Daley, an executive at JPMorgan Chase and former US commerce secretary, last year claimed Obama and the Democratic Congress overreached in pursuit of health reform and wound up pushing the country too far to the left.

“They miscalculated on health care,” Daley told the New York Times. “The election of ’08 sent a message that after 30 years of center-right governing, we had moved to center left — not left.”

Daley also reportedly voiced opposition to the Wall Street reform legislation’s Consumer Financial Protection Bureau, an agency tasked with clamping down on predatory lending and other risky banking practices.

On April 17, 2010, the Wall Street Journal reported: “But when White House Chief of Staff Rahm Emanuel called a top J.P. Morgan executive to ask for the bank’s support in creating a new consumer-protection agency, the executive–former Commerce Secretary William Daley–said no, according to people familiar with the conversation.”

Although Daley may simply have been expressing the views of his employer, rather than his own – he has not responded to requests to clarify – his remarks hint he could undermine White House defense of Obama accomplishments under attack by a reinvigorated Congressional GOP.

Republicans have already introduced measures to repeal health care and financial reform.

Announcing his choice Thursday, Obama touted Daley’s political experience and added: “I know Bill to be somebody who cares deeply about this country, believes in its promise, and considers no calling higher and more important than serving the American people.”

The move offers a glimpse into Obama’s likely governing style for the foreseeable future.

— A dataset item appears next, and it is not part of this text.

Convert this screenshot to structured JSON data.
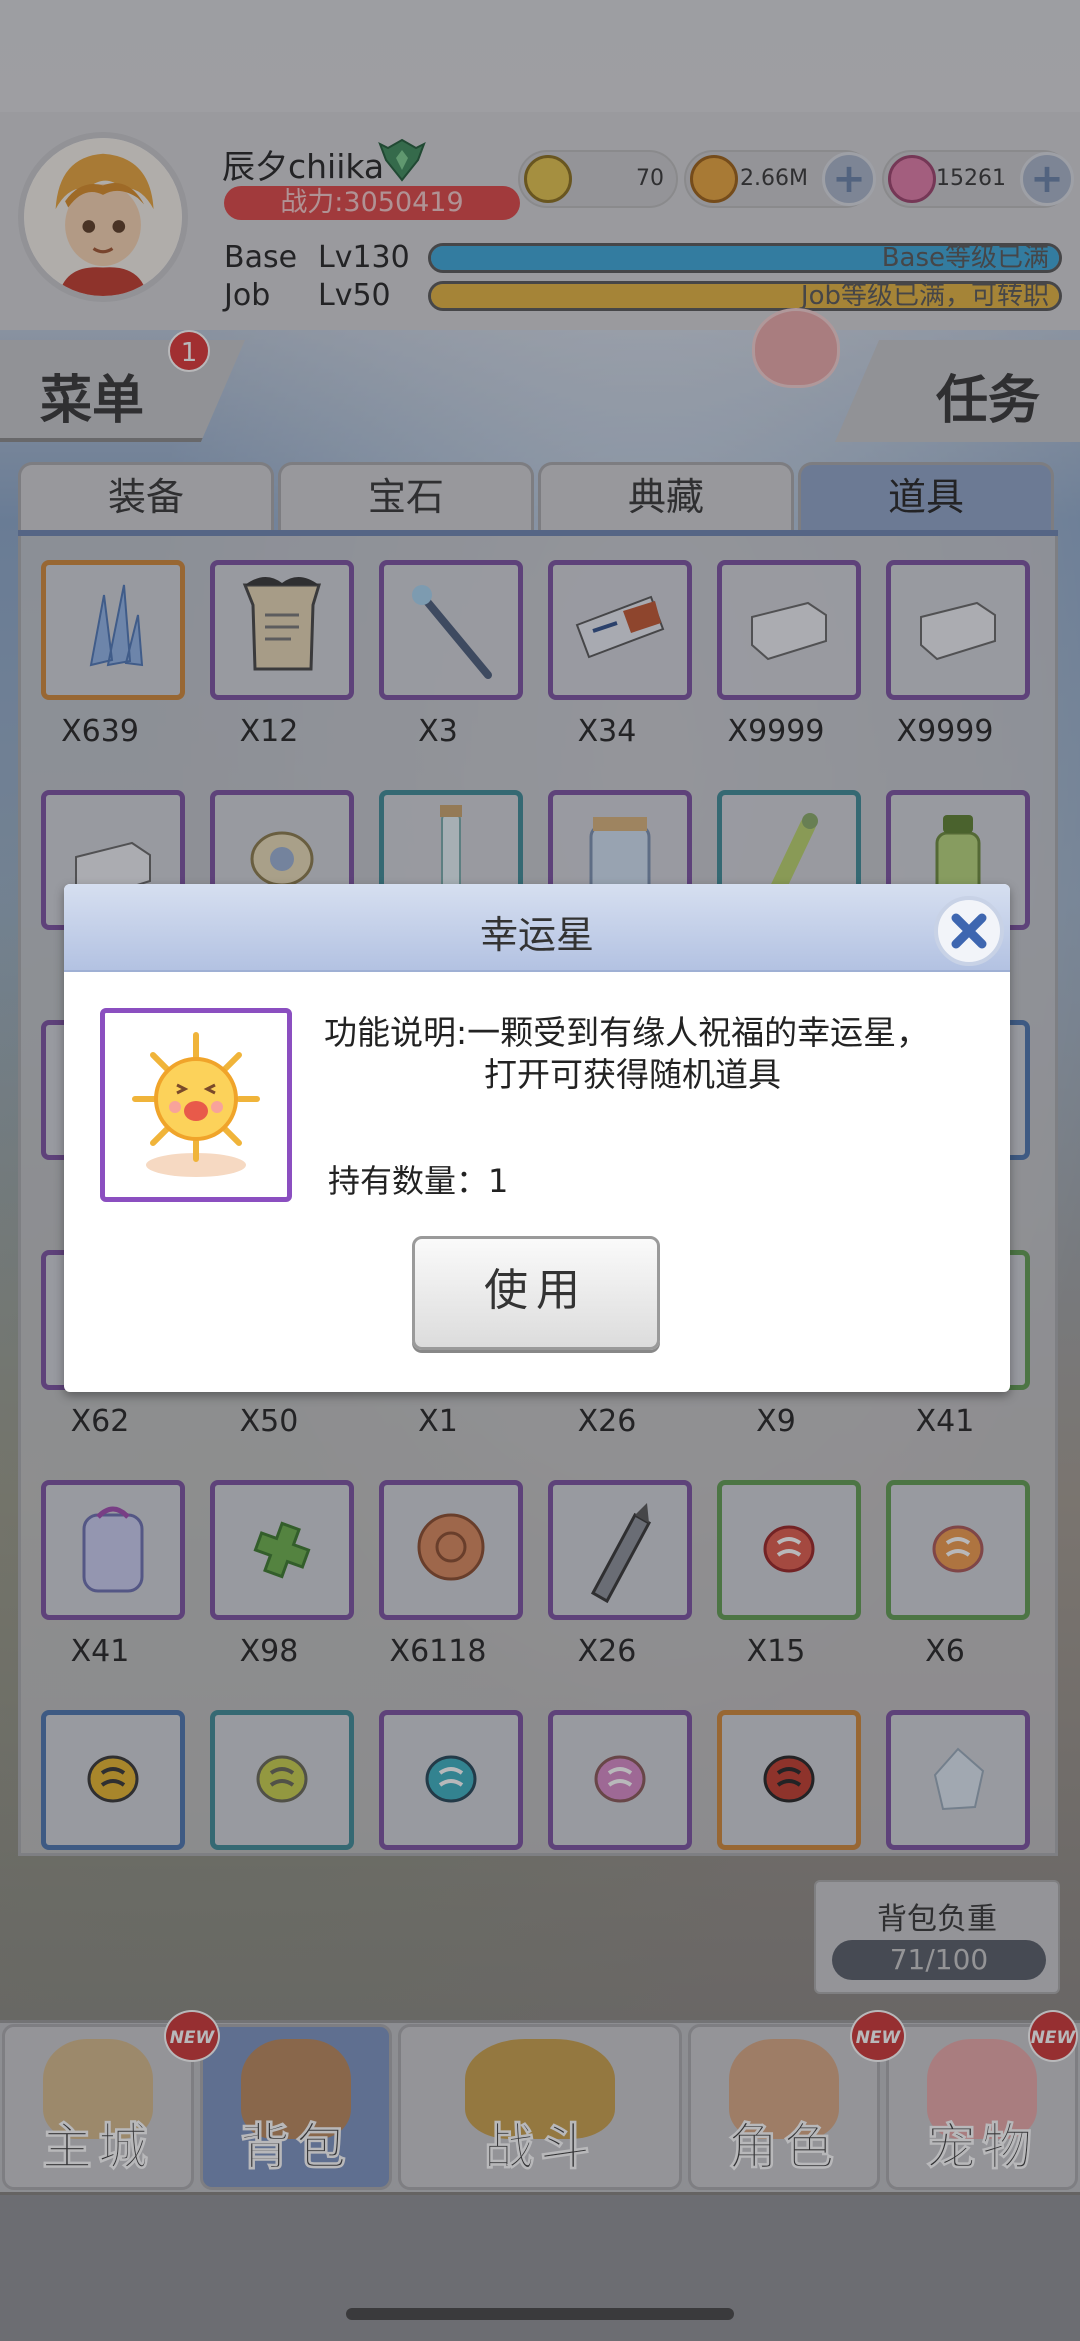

With Republicans now in control of the House and a stronger presence in the Senate, the choice of Daley is the latest in a pattern of actions suggesting Obama will tilt rightward for the second half of his first term.

The pick, while heralded by business community, has further irritated liberals, who already view Obama as too centrist and corporate-friendly.

Washington Post writer Ezra Klein argued that “if Daley had had his way over the past two years, there would be less for Obama to be proud of.” Firedoglake’s Jon Walker said the choice of a top banker was “terrible” optics because may voters already “blame their current economic hardship on Wall Street bankers.”

Daley is also a board member of the centrist think tank “Third Way,” a former adviser to the Clinton White House, the chief architect of NAFTA, and former chairman of Al Gore’s 2000 presidential campaign. He is the brother of Chicago mayor Richard Daley, and a close friend of top Obama confidants Rahm Emanuel and David Axelrod.